Erdoğan ne yapabilir?

Ülkeyi yönetenlerin öncelikli görevi işte bütün bu şikâyet ve talepleri çok iyi saptamak ve bunlara cevap vermek için çabalamak olmalıdır. Çözümün esasında “Kürde Türkü, Türke de Kürdü savuma”nın yattığını düşünüyorum. Ülkenin tüm bölgelerinden oy alabilen tek parti olan AKP’de bu çözüm potansiyeli var. Nitekim 22 Temmuz seçimleri sonrası Erdoğan “Bizim 75 Kürt kökenli milletvekilimiz var” diyerek çözümün esas adresinin kendileri olduğunu da açıkça deklare etmişti. Ne var ki ne bu 75 milletvekili Kürt kimliklerini öne çıkarıp ciddi çözüm önerileri geliştirdiler, ne de Erdoğan başta olmak üzere AKP kurmayları ülkeyi “topyekûn bir çözüm” iklimine taşıdılar.

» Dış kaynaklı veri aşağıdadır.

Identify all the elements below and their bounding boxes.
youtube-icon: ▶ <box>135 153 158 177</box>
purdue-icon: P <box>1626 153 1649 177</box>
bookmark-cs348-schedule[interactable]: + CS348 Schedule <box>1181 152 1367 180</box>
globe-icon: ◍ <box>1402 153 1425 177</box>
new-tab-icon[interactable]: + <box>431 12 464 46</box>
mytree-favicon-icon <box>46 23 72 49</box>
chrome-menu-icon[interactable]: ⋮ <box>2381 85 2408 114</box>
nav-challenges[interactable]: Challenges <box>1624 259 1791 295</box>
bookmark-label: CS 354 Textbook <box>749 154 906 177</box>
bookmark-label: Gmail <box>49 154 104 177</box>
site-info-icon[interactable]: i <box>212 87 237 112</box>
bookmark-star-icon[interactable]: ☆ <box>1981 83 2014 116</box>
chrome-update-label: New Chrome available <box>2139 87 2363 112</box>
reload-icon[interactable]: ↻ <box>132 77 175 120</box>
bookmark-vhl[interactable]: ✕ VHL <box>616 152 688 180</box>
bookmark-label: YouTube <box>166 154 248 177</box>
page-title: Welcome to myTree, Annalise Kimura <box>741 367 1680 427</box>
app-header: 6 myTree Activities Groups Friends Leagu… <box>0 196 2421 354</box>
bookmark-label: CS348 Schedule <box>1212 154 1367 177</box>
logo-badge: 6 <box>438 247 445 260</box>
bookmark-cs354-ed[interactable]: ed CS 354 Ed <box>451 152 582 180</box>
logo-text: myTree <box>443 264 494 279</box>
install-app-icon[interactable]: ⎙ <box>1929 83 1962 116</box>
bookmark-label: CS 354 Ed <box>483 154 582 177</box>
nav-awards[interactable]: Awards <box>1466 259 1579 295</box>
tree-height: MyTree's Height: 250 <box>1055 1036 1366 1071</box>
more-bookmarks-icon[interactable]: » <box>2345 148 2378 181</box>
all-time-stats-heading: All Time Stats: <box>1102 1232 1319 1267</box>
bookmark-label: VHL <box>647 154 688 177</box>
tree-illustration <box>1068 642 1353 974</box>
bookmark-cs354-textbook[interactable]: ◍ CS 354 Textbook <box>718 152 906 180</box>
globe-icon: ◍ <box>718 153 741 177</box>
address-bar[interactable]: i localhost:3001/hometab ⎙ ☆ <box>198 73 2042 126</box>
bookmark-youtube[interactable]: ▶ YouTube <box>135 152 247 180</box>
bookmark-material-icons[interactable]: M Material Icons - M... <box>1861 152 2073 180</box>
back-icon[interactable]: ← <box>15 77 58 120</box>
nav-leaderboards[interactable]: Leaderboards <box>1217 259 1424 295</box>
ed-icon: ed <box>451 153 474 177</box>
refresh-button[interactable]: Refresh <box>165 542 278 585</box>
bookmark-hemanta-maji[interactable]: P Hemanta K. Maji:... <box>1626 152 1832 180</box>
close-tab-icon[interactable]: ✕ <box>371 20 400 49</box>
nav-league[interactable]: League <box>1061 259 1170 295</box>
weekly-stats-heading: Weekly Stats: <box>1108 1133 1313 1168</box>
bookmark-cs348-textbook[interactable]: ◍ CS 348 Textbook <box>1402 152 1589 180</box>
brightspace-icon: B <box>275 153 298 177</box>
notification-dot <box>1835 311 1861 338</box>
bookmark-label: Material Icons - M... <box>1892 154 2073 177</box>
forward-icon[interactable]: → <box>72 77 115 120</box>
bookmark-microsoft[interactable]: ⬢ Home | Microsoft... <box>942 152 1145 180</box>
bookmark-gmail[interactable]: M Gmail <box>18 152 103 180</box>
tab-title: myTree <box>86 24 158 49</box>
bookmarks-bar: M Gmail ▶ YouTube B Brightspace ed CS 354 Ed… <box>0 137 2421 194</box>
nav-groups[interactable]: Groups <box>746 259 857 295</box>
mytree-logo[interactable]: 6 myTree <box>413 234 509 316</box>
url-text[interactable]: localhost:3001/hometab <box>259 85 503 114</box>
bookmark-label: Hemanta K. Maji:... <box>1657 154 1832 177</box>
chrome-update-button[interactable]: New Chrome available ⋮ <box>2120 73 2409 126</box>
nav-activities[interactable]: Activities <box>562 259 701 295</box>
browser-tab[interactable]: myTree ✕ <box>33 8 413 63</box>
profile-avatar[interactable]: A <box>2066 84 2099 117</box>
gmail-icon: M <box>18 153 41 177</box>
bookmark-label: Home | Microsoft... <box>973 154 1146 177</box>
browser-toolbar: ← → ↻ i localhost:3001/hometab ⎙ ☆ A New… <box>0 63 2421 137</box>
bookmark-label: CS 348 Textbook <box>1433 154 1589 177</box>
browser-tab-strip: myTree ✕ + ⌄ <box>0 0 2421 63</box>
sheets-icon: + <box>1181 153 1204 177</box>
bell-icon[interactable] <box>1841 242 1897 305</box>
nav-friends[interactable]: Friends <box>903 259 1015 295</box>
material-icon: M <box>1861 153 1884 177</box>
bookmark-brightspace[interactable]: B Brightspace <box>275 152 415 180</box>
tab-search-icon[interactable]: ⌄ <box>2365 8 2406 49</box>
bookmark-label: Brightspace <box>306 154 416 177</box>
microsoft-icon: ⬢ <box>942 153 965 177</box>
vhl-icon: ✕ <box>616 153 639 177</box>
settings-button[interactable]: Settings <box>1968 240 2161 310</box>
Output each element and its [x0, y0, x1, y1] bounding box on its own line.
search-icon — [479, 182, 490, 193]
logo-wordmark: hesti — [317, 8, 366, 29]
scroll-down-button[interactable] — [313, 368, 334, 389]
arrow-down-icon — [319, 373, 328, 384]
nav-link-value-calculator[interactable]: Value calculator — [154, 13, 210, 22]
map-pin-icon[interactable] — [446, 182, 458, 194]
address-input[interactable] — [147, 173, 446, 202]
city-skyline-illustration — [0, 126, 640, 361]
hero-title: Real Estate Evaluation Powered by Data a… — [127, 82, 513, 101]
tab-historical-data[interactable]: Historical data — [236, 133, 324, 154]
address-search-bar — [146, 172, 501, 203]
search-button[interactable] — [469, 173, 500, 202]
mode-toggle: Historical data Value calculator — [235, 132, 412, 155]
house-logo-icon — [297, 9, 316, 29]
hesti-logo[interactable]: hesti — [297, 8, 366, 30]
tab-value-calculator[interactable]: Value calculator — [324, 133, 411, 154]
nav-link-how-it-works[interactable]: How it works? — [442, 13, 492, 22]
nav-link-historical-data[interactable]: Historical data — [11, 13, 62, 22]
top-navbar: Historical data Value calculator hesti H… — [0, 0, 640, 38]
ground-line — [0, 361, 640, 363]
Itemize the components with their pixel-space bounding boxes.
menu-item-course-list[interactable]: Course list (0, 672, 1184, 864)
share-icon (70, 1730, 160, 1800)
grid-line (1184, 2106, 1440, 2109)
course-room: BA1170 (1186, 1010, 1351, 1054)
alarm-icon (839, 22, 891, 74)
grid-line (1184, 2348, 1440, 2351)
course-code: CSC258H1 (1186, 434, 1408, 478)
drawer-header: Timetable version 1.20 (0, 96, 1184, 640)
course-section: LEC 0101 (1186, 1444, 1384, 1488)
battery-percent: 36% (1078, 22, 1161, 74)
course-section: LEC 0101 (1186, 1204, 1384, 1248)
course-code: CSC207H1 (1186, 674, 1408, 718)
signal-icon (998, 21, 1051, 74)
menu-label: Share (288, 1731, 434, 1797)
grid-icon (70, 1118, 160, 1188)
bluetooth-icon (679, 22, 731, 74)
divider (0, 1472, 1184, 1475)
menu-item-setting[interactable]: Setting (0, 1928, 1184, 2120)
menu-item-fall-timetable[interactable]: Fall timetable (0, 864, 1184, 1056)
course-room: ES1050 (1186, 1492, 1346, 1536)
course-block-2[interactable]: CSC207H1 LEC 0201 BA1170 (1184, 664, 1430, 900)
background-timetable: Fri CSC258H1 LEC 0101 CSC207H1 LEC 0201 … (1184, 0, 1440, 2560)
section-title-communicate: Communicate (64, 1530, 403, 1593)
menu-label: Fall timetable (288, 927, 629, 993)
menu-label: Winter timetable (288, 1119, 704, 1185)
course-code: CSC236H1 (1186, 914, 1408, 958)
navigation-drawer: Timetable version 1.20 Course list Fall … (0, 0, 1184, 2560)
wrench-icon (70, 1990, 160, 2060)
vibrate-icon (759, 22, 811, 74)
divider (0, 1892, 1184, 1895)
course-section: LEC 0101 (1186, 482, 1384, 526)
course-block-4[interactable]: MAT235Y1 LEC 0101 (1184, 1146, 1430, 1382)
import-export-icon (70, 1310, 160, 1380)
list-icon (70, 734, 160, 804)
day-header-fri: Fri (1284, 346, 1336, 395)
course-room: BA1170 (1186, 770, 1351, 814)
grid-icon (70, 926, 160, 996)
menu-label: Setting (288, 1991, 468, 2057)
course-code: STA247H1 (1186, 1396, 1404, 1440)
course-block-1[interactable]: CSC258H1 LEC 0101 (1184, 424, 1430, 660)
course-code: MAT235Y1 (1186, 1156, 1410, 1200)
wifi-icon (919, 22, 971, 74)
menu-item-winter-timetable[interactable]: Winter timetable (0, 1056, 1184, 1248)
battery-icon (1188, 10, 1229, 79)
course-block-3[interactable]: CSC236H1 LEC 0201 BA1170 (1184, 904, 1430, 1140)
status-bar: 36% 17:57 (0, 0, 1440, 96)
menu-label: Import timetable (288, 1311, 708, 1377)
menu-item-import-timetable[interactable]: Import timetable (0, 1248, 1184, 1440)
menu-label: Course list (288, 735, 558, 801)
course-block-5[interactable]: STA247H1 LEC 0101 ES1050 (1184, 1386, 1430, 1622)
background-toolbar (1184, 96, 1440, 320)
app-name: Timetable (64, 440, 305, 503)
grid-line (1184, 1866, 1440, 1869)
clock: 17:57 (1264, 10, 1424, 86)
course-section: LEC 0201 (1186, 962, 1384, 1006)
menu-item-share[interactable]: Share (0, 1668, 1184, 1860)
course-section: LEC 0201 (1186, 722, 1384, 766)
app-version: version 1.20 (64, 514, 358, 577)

Başbakan’ın Kürt politikasındaki çarpıcı dönüşümün partisinin Kürt kökenli milletvekillerinde derin şaşkınlık ve kaygı yarattığını dün bizzat gözledim. Ama hiçbirinin ümitsiz olmadığını da vurgulamalıyım. İçlerinden biri durumu şöyle özetledi: “İki seçenek var. Ya Başbakan çok kuvvetli bir açılım hazırlıyor ve buna zemin hazırlamak için hedef şaşırtıyor ya da gerçekten bu son çizgiyle çözümün geleceğine inanıyor.” Aynı kişi “Ben Pollyannacılık yapmayı tercih ediyor ve Başbakan’ın sürpriz bir çıkış yapacağına inanıyorum. Aksi takdirde felaket olur, bunları hiçbir şekilde telafi edemeyiz.”

Bir başka Kürt kökenli milletvekili de “Başbakan’ın pozitif ve negatif yönlerine birlikte bakmalıyız. Tamam, çok sert şeyler söylüyor ama bu arada ‘anayasal vatandaşlık’, ‘üst kimlik’ gibi kavramlarda da ısrar ediyor bunları bilinçlere kazıyor. İşte çözüm uzun vadede bu temellerden ortaya çıkacak. Bu yüzden konjonktüre kapılıp kalmamak lazım.”

Benim bildiğim Erdoğan da, kolay kolay, bazılarınbın iddia ettiği gibi, Kürt sorununda “eski devlet çizgisi” ne tam anlamıyla dönmez ve TSK’nın kuyruğuna takılmaz. Peki ne yapacak? Ne yapabilir? Bilmiyorum, ama bir an önce DTP’den “malum parti” diye bahsetmekten, DTP’lileri “pislik” olarak tanımladığını düşündürecek laflar etmekten vazgeçse çok iyi olacak. Bir de “ya sev ya terk et” konusu var. Erdoğan dün yine “ben böyle demedim. Bu MHP anlayışı ve ben bu anlayışa karşıyım” dedi ama ardından “beğenmeyen isterse çekip gidebilir” anlamına gelecek sözler söyledi. Bunun da demokratik bir ülkenin başbakanına yaraşır bir yaklaşım olduğunu düşünmüyorum.